Mes doigts se sont crispés sur mon crayon. J’avais omis un détail. Un détail que j’étais incapable de dessiner. Dans mon cauchemar, Andras m’avait parlé.

« Je viens pour toi. »

Ça m’avait fait l’effet d’une promesse, davantage que d’une menace.

— Encore une nouvelle, a lancé une Eyeliner Noir de l’autre bout de la table.

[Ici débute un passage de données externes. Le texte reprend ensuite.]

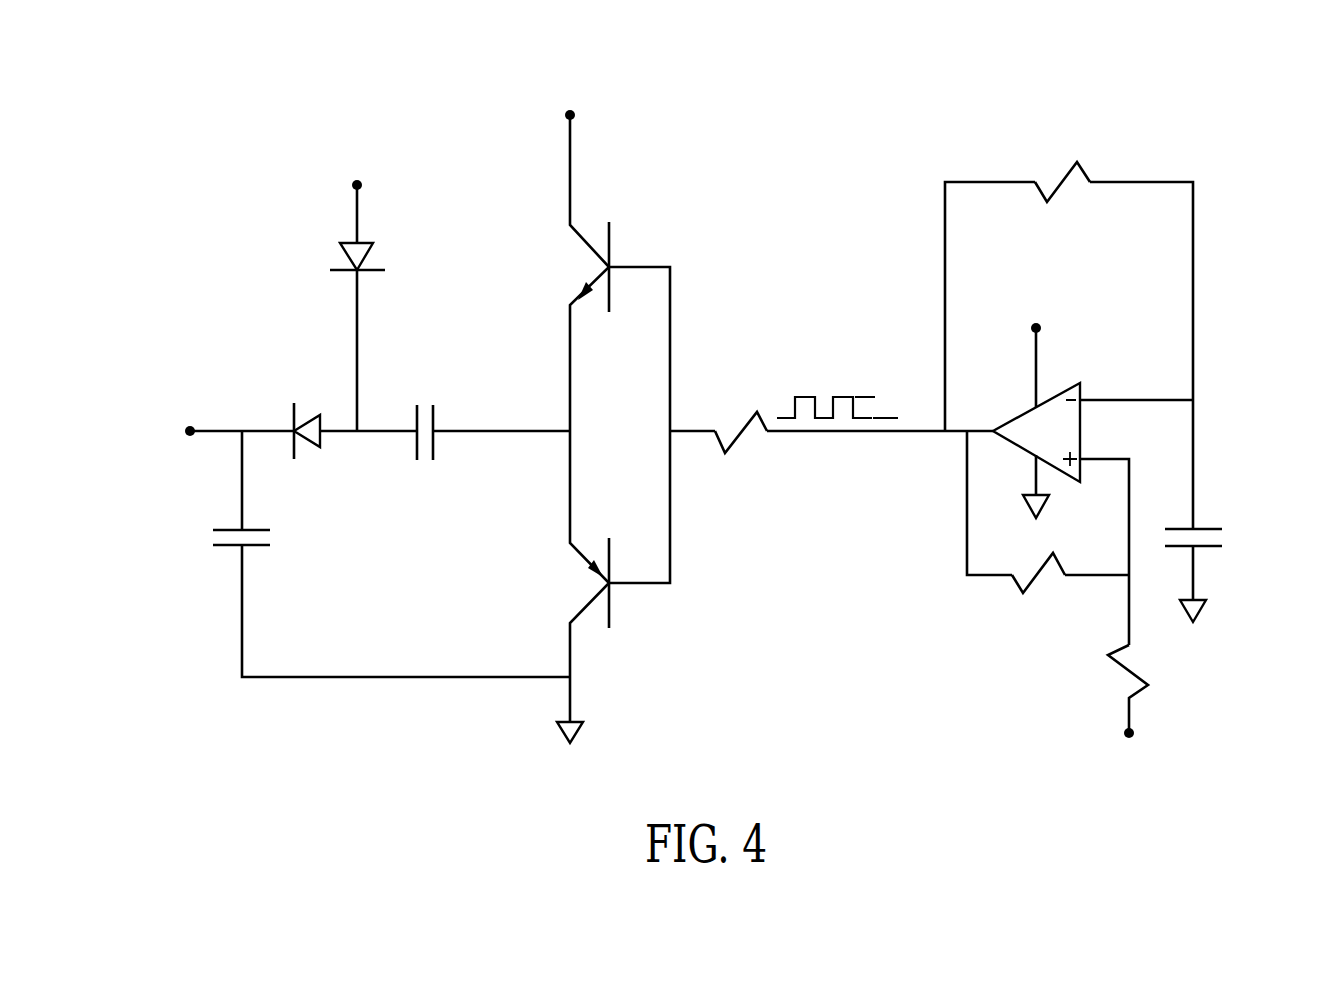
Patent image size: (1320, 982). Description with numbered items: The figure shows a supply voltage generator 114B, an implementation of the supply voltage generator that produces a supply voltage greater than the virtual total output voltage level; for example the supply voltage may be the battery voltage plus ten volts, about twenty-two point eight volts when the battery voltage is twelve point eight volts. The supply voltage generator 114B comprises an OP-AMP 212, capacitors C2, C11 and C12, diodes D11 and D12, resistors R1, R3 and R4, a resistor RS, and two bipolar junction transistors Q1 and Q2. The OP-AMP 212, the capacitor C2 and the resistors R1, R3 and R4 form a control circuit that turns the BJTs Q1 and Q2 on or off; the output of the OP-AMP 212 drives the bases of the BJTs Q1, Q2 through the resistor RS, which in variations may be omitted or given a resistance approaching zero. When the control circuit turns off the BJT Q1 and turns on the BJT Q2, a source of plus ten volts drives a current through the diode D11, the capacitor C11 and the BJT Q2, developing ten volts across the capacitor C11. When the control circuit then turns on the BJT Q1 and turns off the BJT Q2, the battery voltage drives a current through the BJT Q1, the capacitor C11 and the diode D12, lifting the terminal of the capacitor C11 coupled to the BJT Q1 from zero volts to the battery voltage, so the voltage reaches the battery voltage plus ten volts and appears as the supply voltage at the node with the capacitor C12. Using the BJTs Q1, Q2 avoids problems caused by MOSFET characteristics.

The supply voltage generator 114B is at (242, 103).
The OP-AMP 212 is at (1056, 396).
The diode D11 is at (378, 283).
The diode D12 is at (309, 415).
The capacitor C11 is at (454, 425).
The capacitor C12 is at (268, 537).
The bipolar junction transistor Q1 is at (575, 273).
The bipolar junction transistor Q2 is at (575, 576).
The resistor RS is at (741, 416).
The resistor R1 is at (1062, 165).
The resistor R3 is at (1038, 588).
The resistor R4 is at (1144, 711).
The capacitor C2 is at (1197, 559).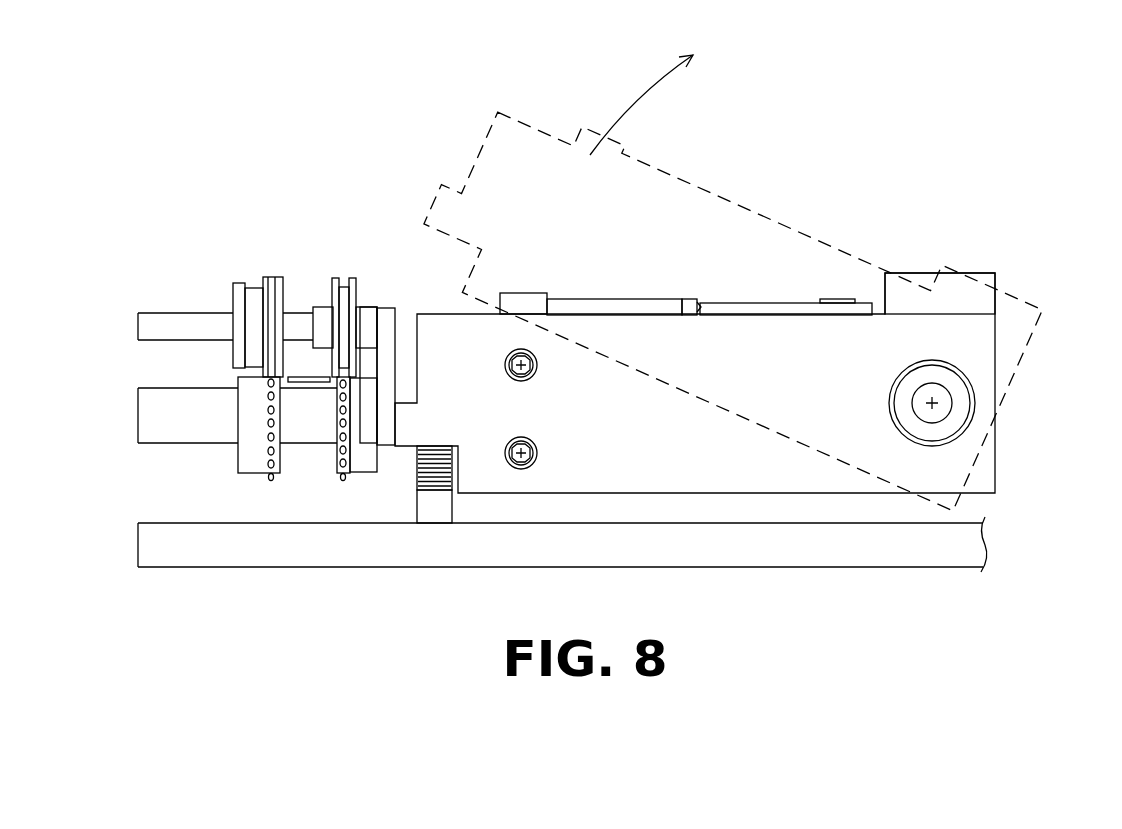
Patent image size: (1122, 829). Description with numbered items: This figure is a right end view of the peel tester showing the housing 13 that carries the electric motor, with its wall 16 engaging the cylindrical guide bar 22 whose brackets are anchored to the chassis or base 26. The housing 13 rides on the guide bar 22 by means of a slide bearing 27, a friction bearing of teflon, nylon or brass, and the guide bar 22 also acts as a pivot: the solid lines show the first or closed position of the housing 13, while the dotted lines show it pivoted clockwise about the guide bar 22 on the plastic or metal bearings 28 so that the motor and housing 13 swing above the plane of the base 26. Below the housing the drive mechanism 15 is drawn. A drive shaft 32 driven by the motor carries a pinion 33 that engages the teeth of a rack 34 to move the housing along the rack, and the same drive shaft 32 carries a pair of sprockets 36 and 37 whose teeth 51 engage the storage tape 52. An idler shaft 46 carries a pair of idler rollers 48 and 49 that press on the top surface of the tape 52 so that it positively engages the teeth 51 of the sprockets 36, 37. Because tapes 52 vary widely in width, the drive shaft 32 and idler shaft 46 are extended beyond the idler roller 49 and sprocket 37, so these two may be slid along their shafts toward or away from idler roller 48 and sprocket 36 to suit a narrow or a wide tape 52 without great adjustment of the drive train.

Une blonde aux cheveux raides se tenait dans l’embrasure de la porte, inspectant le réfectoire comme une biche effrayée. Elle a fait un tout petit pas en avant. Le visage encore bouffi et rougi par les larmes, elle serrait le classeur de bienvenue de l’établissement contre sa poitrine. Ses parents avaient dû la déposer chez nous le matin même.

Winterhaven était le terminus des filles à problèmes. Enfin, celles des riches familles de la côte Est. On y croisait de tout : des fugueuses, des désespérées qui se tailladaient les avant-bras ou les cuisses, des accros aux pilules, des fêtardes, et jusqu’à des cas comme moi.

Nous étions désormais sous la responsabilité de l’académie. Mais c’était un bien grand mot : les professeurs se moquaient de nos problèmes personnels, du moment que nous ne nous entre-tuions pas. Les fêtardes continuaient de faire la fête, les désespérées continuaient de se taillader. Seules les fugueuses rentraient dans le rang, vu que l’école était perdue au fin fond des bois.

Le réfectoire s’est immédiatement mis à chuchoter :

— Trop jeune pour s’être fait choper pour conduite en état d’ivresse.

— Je la trouve trop mièvre pour être une fugueuse.

— Moi je dirais, les pilules. 100 %.

— C’est ton dernier mot ?

J’ai fait abstraction de toutes ces voix pour mieux me concentrer sur mon dessin. Le cauchemar me revenait par flash-backs : la silhouette qui m’observait dans le noir, ses traits qui se dégageaient de l’ombre, la peur qui me paralysait.

C’en était trop.

D’une main tremblante, je luttais contre l’envie d’arracher cette page et de la déchirer en mille morceaux. J’en avais marre de vivre dans la crainte. Je voulais m’endormir d’un sommeil paisible. Surtout, je voulais oublier. Mais c’était un luxe que je me refusais.

— La place est prise ? m’a demandé la nouvelle. (Son plateau tremblotait entre ses mains.) Enfin, tu permets que je m’assoie là ?

Elle m’avait l’air plus jeune que Priest : je lui donnais dans les quatorze ans.

Les Eyeliners Noirs se sont esclaffées. J’avais déjà refusé leur invitation, les rares fois où j’avais pris mon repas ici. Elles devaient se dire que la nouvelle ne valait rien, ça expliquait qu’elles la laissent s’installer près de moi.

Désignant d’un geste la chaise vide face à moi, j’ai répondu :

— Assieds-toi avant d’attirer les vautours.

Les épaules de la fille se sont décrispées.

— Merci. Je m’appelle Maggie.

— Kennedy.

Sur ce, je me suis remise à dessiner, en espérant que l’autre capte le message.

— Sympa, comme prénom, a-t-elle pourtant enchaîné.